Model Test User Model:
                                                      
  Test statistic                                85.022
  Degrees of freedom                                24
  P-value (Chi-square)                           0.000

The value of the test statistic will be closer to the value reported by programs like EQS, LISREL or AMOS, since they all use the ‘Wishart’ approach when using the maximum likelihood estimator. The program Mplus, on the other hand, uses the ‘normal’ approach to maximum likelihood estimation.

Missing values

If the data contain missing values, the default behavior is listwise deletion. If the missing mechanism is MCAR (missing completely at random) or MAR (missing at random), the lavaan package provides case-wise (or ‘full information’) maximum likelihood estimation. You can turn this feature on, by using the argument missing = "ML" when calling the fitting function. An unrestricted (h1) model will automatically be estimated, so that all common fit indices are available.

Standard errors

Standard errors are (by default) based on the expected information matrix. The only exception is when data are missing and full information ML is used (via missing = "ML"). In this case, the observed information matrix is used to compute the standard errors. The user can change this behavior by using the information argument.

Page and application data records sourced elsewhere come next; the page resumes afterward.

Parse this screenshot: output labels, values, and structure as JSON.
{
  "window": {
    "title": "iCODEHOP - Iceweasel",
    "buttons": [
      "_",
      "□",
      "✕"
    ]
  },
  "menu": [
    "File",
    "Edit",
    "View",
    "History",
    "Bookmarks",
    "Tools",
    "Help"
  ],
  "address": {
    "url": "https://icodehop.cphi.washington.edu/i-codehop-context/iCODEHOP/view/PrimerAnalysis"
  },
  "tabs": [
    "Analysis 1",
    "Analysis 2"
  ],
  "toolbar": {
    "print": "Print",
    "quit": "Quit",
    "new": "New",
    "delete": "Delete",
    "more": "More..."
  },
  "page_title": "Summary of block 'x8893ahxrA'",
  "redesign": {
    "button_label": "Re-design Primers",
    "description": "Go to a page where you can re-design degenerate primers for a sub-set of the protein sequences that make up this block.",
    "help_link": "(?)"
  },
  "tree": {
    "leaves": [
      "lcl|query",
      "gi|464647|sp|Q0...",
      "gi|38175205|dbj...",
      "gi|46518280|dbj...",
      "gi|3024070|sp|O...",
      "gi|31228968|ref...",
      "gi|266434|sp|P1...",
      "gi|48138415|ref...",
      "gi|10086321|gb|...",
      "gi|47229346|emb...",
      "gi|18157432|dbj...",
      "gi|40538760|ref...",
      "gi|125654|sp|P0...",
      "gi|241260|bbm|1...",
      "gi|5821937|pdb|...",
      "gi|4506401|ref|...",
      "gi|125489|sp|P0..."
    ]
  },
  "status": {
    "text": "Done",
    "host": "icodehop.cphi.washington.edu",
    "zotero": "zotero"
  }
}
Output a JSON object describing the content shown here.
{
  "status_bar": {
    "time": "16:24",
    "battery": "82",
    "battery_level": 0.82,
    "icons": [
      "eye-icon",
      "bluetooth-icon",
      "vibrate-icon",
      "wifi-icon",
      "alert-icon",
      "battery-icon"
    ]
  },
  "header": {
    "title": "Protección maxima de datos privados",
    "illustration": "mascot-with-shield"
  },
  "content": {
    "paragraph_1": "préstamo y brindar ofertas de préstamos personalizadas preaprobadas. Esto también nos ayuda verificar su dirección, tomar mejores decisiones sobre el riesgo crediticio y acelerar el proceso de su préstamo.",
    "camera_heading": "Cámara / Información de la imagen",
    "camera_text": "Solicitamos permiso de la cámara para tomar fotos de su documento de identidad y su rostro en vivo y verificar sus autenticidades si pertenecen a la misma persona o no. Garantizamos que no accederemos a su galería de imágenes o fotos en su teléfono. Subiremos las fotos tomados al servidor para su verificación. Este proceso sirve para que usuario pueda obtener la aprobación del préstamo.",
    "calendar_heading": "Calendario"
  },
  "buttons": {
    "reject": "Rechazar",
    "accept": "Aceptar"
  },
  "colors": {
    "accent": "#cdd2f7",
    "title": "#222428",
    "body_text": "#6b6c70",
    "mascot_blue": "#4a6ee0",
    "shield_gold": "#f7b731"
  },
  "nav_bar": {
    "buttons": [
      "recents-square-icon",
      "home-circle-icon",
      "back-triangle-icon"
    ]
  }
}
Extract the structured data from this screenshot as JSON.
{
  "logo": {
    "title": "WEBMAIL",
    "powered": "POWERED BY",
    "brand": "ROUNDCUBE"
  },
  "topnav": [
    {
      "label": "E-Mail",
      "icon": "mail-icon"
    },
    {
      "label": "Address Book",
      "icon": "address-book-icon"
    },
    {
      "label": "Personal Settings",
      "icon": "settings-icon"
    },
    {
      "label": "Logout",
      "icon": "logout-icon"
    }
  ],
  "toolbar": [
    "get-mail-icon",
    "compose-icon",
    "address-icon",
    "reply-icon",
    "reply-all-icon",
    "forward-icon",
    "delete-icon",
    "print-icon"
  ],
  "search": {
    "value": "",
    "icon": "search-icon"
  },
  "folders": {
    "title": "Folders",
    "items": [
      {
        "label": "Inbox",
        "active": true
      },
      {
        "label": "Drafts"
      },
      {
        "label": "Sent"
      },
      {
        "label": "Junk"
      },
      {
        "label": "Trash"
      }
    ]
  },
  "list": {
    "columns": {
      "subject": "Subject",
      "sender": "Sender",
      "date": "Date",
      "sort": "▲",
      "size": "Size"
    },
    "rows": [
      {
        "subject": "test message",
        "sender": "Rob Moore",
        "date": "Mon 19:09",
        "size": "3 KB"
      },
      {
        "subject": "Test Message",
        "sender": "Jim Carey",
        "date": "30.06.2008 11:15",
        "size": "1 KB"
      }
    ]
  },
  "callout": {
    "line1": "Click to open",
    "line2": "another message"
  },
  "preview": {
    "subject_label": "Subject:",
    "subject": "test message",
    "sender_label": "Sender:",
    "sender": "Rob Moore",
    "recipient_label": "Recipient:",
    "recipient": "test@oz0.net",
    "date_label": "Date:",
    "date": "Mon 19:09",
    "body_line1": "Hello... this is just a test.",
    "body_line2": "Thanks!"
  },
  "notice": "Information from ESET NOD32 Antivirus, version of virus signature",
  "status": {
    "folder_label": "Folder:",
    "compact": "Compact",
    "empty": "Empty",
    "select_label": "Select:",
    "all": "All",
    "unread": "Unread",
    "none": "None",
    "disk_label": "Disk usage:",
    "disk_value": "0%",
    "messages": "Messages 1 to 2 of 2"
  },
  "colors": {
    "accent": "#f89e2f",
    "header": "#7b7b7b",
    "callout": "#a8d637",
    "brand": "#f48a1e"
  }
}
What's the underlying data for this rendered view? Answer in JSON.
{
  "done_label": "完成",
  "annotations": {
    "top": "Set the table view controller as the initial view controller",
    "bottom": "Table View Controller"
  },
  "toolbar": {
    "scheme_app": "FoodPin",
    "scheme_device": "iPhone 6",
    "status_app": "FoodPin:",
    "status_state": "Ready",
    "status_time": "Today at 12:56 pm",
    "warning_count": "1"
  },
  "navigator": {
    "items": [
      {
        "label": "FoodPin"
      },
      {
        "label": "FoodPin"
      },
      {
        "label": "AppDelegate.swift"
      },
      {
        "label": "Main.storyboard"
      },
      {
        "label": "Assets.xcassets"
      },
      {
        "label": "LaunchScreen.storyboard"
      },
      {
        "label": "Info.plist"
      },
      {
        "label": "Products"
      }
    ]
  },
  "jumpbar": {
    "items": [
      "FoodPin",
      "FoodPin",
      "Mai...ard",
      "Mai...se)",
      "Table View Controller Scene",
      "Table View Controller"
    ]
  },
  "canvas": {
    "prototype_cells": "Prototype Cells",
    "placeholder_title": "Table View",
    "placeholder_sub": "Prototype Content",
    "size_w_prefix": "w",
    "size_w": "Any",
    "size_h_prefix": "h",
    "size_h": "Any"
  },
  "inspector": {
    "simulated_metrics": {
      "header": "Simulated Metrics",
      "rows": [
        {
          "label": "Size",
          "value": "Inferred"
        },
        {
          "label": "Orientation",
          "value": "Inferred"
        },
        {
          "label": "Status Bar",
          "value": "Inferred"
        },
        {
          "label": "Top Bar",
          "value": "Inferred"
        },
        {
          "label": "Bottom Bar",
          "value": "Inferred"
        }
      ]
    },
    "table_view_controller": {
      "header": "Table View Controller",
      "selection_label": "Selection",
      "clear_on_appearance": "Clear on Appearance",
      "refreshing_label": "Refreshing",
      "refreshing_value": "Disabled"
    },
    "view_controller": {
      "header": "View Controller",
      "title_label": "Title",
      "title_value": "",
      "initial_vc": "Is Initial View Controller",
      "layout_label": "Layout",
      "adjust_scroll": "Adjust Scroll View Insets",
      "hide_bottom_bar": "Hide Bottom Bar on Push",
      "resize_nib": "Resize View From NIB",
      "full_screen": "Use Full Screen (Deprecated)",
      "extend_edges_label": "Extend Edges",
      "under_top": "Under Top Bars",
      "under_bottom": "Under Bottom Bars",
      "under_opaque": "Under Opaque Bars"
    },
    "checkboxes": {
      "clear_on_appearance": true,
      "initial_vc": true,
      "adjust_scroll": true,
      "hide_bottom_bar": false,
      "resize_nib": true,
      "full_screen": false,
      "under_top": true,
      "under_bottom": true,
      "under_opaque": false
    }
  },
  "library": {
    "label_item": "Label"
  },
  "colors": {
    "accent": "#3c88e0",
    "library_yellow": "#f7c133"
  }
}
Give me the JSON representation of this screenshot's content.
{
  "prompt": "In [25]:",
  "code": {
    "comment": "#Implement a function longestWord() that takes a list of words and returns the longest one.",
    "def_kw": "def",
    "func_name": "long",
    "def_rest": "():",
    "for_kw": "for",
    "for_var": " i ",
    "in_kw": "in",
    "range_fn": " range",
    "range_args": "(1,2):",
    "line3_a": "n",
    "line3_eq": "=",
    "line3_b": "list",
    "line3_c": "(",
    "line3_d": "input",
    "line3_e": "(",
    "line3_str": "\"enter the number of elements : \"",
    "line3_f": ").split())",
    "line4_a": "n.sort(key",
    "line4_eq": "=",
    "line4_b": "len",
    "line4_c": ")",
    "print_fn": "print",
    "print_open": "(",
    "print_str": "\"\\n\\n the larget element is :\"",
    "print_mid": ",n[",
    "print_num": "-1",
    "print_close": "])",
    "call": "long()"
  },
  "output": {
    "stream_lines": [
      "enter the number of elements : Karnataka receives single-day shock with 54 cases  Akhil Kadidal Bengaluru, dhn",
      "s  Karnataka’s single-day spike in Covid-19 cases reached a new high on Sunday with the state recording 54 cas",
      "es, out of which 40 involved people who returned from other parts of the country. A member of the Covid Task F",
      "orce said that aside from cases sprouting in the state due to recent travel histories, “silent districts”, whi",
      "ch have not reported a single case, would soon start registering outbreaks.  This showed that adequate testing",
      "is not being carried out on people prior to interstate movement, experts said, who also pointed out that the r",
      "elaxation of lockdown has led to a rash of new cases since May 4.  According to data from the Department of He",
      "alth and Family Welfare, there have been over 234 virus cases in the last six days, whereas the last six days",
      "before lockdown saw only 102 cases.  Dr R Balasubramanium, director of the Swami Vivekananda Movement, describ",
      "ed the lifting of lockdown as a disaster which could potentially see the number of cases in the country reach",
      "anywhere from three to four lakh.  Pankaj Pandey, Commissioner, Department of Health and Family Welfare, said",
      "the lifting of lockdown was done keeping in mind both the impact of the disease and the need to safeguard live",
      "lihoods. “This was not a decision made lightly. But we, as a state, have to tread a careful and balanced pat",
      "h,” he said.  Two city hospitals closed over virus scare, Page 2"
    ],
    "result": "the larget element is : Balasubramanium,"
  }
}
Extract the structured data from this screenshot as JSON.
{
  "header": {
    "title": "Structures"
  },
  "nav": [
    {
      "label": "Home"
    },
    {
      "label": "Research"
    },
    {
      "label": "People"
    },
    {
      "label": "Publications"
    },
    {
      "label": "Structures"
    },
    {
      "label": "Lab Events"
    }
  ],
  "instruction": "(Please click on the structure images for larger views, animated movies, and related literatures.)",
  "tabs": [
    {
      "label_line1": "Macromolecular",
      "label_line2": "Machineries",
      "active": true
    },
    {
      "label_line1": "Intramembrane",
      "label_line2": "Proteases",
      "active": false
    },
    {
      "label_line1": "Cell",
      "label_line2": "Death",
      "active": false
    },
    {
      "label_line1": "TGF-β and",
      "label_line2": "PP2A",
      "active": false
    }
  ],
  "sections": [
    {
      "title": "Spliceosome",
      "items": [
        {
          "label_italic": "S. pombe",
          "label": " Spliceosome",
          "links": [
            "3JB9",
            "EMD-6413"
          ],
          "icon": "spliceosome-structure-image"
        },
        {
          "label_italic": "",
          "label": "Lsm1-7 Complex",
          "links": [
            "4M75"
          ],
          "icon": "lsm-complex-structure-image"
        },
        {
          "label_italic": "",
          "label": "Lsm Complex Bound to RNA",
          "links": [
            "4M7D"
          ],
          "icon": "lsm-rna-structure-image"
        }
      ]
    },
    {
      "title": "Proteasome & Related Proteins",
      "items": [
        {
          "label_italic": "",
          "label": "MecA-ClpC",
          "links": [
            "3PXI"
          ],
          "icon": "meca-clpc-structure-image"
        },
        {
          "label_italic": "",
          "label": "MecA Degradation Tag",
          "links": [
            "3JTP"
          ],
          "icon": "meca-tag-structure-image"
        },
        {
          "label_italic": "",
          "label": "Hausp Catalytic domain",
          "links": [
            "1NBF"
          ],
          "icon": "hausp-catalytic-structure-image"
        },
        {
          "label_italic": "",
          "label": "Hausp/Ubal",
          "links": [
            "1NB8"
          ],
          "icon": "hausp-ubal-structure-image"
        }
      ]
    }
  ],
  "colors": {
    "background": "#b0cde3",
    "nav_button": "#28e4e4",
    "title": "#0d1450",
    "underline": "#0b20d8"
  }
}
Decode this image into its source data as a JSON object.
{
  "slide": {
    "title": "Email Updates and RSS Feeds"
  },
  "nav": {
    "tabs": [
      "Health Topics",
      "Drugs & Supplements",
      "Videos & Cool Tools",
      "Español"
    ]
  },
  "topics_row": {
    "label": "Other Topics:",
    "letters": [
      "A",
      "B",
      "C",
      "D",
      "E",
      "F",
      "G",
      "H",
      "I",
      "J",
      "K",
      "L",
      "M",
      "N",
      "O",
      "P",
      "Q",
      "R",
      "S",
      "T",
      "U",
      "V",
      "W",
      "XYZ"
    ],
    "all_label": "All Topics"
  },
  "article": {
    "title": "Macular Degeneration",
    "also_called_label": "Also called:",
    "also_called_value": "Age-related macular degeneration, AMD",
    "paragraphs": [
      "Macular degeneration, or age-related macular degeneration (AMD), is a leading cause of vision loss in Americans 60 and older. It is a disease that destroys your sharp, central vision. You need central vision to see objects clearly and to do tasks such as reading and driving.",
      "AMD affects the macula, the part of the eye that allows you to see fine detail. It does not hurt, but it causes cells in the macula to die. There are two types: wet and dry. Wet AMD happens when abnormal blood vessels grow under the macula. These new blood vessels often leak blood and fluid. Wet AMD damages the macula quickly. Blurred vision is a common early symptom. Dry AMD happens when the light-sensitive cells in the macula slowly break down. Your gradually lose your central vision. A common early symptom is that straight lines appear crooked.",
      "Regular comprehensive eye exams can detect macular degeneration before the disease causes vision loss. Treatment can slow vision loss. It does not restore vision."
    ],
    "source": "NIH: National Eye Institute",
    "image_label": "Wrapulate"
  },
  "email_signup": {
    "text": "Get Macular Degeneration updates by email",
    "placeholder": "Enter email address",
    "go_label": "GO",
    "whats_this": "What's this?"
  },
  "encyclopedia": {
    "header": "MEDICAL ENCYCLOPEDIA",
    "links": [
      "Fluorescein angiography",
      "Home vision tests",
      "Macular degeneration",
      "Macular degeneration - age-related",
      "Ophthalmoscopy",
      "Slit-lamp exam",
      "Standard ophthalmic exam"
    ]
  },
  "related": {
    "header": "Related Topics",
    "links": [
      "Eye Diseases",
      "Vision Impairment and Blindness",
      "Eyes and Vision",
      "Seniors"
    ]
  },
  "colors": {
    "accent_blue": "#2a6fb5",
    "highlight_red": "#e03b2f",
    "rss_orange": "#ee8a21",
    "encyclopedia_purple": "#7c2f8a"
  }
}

Robust standard errors can be requested explicitly by using se = "robust". Similarly, robust test statistics can be requested explicitly by using test = "robust". Many more options are possible. See the help page:

?lavOptions

Bootstrapping

There are two ways to use the bootstrap in lavaan. Either you can set se = "bootstrap" or test = "bootstrap" when fitting the model (and you will get bootstrap standard errors, and/or a bootstrap-based p-value respectively), or you can use the bootstrapLavaan() function, which needs an already fitted lavaan object. The latter function can be used to ‘bootstrap’ any statistic (or vector of statistics) that you can extract from a fitted lavaan object.